諦めていた恋の続きを始めます


『いらない』

という言葉ほど、まどかかを傷つけるものはなかった。

(悠真さんが、沙織さんを抱いた?)

まさかと思った。

悠真を信じたい。でも二階には悠真の部屋しかないし、ドアが開く音はした。
沙織はかつて悠真の恋人だった人だ。何より沙織の乱れた髪と姿が、あまりにも情事を匂わせて生々しい。

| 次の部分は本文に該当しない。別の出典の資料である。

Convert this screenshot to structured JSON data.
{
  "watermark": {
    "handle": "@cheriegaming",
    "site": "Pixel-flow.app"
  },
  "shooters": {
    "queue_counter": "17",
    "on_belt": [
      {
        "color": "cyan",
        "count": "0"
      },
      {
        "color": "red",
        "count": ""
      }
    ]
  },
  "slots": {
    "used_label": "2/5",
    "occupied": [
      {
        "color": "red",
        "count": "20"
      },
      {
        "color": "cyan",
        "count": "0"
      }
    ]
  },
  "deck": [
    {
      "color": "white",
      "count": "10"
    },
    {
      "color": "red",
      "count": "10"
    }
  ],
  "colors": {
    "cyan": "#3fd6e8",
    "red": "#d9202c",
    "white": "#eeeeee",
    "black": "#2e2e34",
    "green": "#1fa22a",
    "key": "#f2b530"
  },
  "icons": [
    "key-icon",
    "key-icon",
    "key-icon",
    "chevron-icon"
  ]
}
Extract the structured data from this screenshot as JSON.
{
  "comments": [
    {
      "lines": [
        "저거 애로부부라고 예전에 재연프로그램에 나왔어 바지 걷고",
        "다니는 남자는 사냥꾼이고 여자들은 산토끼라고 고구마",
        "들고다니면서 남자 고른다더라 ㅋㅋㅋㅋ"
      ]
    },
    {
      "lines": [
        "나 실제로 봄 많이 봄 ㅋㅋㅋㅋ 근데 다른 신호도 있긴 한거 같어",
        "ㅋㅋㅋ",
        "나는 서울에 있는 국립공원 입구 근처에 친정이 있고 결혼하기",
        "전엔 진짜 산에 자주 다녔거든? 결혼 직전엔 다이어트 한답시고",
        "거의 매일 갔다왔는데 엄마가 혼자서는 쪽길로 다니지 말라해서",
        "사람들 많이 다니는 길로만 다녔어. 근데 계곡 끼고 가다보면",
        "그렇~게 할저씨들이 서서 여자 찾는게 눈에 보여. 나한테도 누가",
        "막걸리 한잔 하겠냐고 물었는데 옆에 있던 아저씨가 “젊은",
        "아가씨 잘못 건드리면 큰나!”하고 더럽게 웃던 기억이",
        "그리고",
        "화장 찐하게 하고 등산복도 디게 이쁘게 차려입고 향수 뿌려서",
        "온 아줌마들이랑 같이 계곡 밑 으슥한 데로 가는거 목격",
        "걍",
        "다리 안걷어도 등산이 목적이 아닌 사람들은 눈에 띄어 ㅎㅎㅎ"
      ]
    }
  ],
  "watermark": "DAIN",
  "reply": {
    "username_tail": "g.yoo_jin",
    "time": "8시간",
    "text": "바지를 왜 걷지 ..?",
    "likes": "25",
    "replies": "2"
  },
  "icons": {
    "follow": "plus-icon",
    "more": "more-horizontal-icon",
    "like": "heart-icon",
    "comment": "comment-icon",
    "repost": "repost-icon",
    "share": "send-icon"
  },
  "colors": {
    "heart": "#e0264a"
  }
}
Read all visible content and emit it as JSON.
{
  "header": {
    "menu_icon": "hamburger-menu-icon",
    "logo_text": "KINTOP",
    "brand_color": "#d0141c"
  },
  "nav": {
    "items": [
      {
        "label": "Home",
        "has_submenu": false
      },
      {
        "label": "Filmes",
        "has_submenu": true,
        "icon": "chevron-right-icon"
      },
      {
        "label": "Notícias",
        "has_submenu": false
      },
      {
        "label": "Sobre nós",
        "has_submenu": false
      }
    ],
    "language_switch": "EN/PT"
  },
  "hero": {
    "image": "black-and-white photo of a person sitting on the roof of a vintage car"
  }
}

過去に裏切られた経験があるまどかは、悠真を信じ切ることが逆に恐ろしかった。

ここには自分しかいない。

真大は二階で何があったか、気がついていないだろう。
だからと言って、すぐに悠真の部屋まで駆け上がって問いただす勇気をまどかは持ちあわせていない。

(どうして、こんなことに)

気がつけば、まどかはじぶんの部屋に戻っていた。

ベッドに腰を下ろしても、何から考えていいのか頭に浮かんでこなかった。
和也から別れを告げられた日には、怒りのエネルギーで荷物を片付けたり琉輝に電話したり出来たのに。

だが、今回は違う。
こうなることを、まどかは一番恐れていた。
また誰かを愛して裏切られたら、もう立ち直れないかもしれない。
そう思っていたのに、悠真を愛してしまった。

もし沙織が情事のあとの心地よい眠りに落ちているとしたら。
そう思うだけで、鳥肌が立った。